Now create spatial maps in two different ways and compare them. First, reconstruct maps from the emission distribution means (the learned PC weights). Second, create composites by averaging all actual days assigned to each state:

let
    # Load full anomaly array
    ψ_array = Array(pca_data.ψ_anomaly)
    nlons, nlats, ntimes = size(ψ_array)

    # Method 1: Reconstruct from emission means (PC weights times EOF patterns)
    obs_dists = obs_distributions(hmm_trained)
    emission_maps = zeros(nlons, nlats, n_states)

    for k in 1:n_states
        μ = mean(obs_dists[k])  # Mean PC scores for this state
        # Use MultivariateStats.reconstruct to properly inverse transform
        ψ_reconstructed = MultivariateStats.reconstruct(pca_data.pca_model, μ)
        emission_maps[:, :, k] = reshape(ψ_reconstructed, nlons, nlats)
    end

    # Method 2: Composite from actual days
    # Filter to only NDJF seasons (matching the HMM training data)
    times = pca_data.coordinates.time
    years = unique(year.(times))
    ndjf_mask = falses(length(times))

    for y in years
        season_mask = ((year.(times) .== y) .& (month.(times) .>= 11)) .|
                      ((year.(times) .== y + 1) .& (month.(times) .<= 2))
        ndjf_mask .|= season_mask
    end

    ψ_ndjf = ψ_array[:, :, ndjf_mask]
    composites = zeros(nlons, nlats, n_states)

    for k in 1:n_states
        cluster_days = findall(all_states .== k)
        if length(cluster_days) > 0
            cluster_data = ψ_ndjf[:, :, cluster_days]
            composites[:, :, k] = mean(cluster_data, dims=3)[:, :, 1]
        end
    end

    # Determine color ranges separately
    # Emission means are in PCA-reconstructed space
    # Composites are in original anomaly space
    crange_emission = maximum(abs.(extrema(emission_maps)))
    crange_emission = (-crange_emission, crange_emission)

    crange_composite = maximum(abs.(extrema(composites)))
    crange_composite = (-crange_composite, crange_composite)

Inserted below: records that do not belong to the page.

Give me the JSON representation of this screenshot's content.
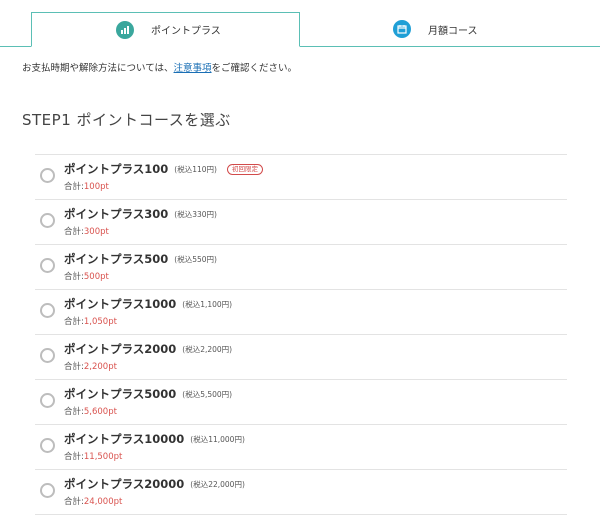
{
  "tabs": [
    {
      "label": "ポイントプラス",
      "icon": "chart-icon",
      "active": true
    },
    {
      "label": "月額コース",
      "icon": "calendar-icon",
      "active": false
    }
  ],
  "notice": {
    "before": "お支払時期や解除方法については、",
    "link": "注意事項",
    "after": "をご確認ください。"
  },
  "step_title": "STEP1 ポイントコースを選ぶ",
  "total_label": "合計:",
  "plans": [
    {
      "name": "ポイントプラス100",
      "tax": "(税込110円)",
      "badge": "初回限定",
      "total": "100pt"
    },
    {
      "name": "ポイントプラス300",
      "tax": "(税込330円)",
      "badge": "",
      "total": "300pt"
    },
    {
      "name": "ポイントプラス500",
      "tax": "(税込550円)",
      "badge": "",
      "total": "500pt"
    },
    {
      "name": "ポイントプラス1000",
      "tax": "(税込1,100円)",
      "badge": "",
      "total": "1,050pt"
    },
    {
      "name": "ポイントプラス2000",
      "tax": "(税込2,200円)",
      "badge": "",
      "total": "2,200pt"
    },
    {
      "name": "ポイントプラス5000",
      "tax": "(税込5,500円)",
      "badge": "",
      "total": "5,600pt"
    },
    {
      "name": "ポイントプラス10000",
      "tax": "(税込11,000円)",
      "badge": "",
      "total": "11,500pt"
    },
    {
      "name": "ポイントプラス20000",
      "tax": "(税込22,000円)",
      "badge": "",
      "total": "24,000pt"
    }
  ],
  "colors": {
    "accent_teal": "#5bbfb5",
    "price_red": "#d9534f",
    "link_blue": "#1a6fb5",
    "calendar_blue": "#1f9fd6"
  }
}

    # Grid layout (3 columns, flexible rows)
    ncols = 3
    nrows = ceil(Int, n_states / ncols)

    # Plot 1: Emission mean reconstructions
    fig1 = Figure(size=(1200, 400 * nrows))

    for k in 1:n_states
        row = div(k - 1, ncols) + 1
        col = mod(k - 1, ncols) + 1

        ax = create_geoaxis(fig1, (row, col); title="State $k: Emission Mean")
        heatmap!(ax, pca_data.coordinates.lon, pca_data.coordinates.lat,
            emission_maps[:, :, k]; colormap=cmap_diverging, colorrange=crange_emission)
        add_boundaries!(ax)
    end

    Colorbar(fig1[:, ncols+1], limits=crange_emission, colormap=cmap_diverging,
        label=L"$\psi$ Anomaly ($10^6$ m$^2$/s)")

    fig1
end

let
    # Load full anomaly array
    ψ_array = Array(pca_data.ψ_anomaly)
    nlons, nlats, ntimes = size(ψ_array)

    # Filter to NDJF seasons (matching HMM training data)
    times = pca_data.coordinates.time
    years = unique(year.(times))
    ndjf_mask = falses(length(times))

    for y in years
        season_mask = ((year.(times) .== y) .& (month.(times) .>= 11)) .|
                      ((year.(times) .== y + 1) .& (month.(times) .<= 2))
        ndjf_mask .|= season_mask
    end

    ψ_ndjf = ψ_array[:, :, ndjf_mask]

    # Composite from actual days
    composites = zeros(nlons, nlats, n_states)

    for k in 1:n_states
        cluster_days = findall(all_states .== k)
        if length(cluster_days) > 0
            cluster_data = ψ_ndjf[:, :, cluster_days]
            composites[:, :, k] = mean(cluster_data, dims=3)[:, :, 1]
        end
    end

    # Color range based on composites
    crange = maximum(abs.(extrema(composites)))
    crange = (-crange, crange)

    # Grid layout
    ncols = 3
    nrows = ceil(Int, n_states / ncols)

    # Plot 2: Composites
    fig2 = Figure(size=(1200, 400 * nrows))

    for k in 1:n_states
        row = div(k - 1, ncols) + 1
        col = mod(k - 1, ncols) + 1

        ax = create_geoaxis(fig2, (row, col);
            title="State $k: Composite (n=$(sum(all_states .== k)))")
        heatmap!(ax, pca_data.coordinates.lon, pca_data.coordinates.lat,
            composites[:, :, k]; colormap=cmap_diverging, colorrange=crange)
        add_boundaries!(ax)
    end

    Colorbar(fig2[:, ncols+1], limits=crange, colormap=cmap_diverging,
        label=L"$\psi$ Anomaly ($10^6$ m$^2$/s)")

    fig2
end

Key Distinction

The emission distributions define probability densities in 4D PC space (multivariate normals). The composite maps show the average circulation pattern for all days assigned to each state.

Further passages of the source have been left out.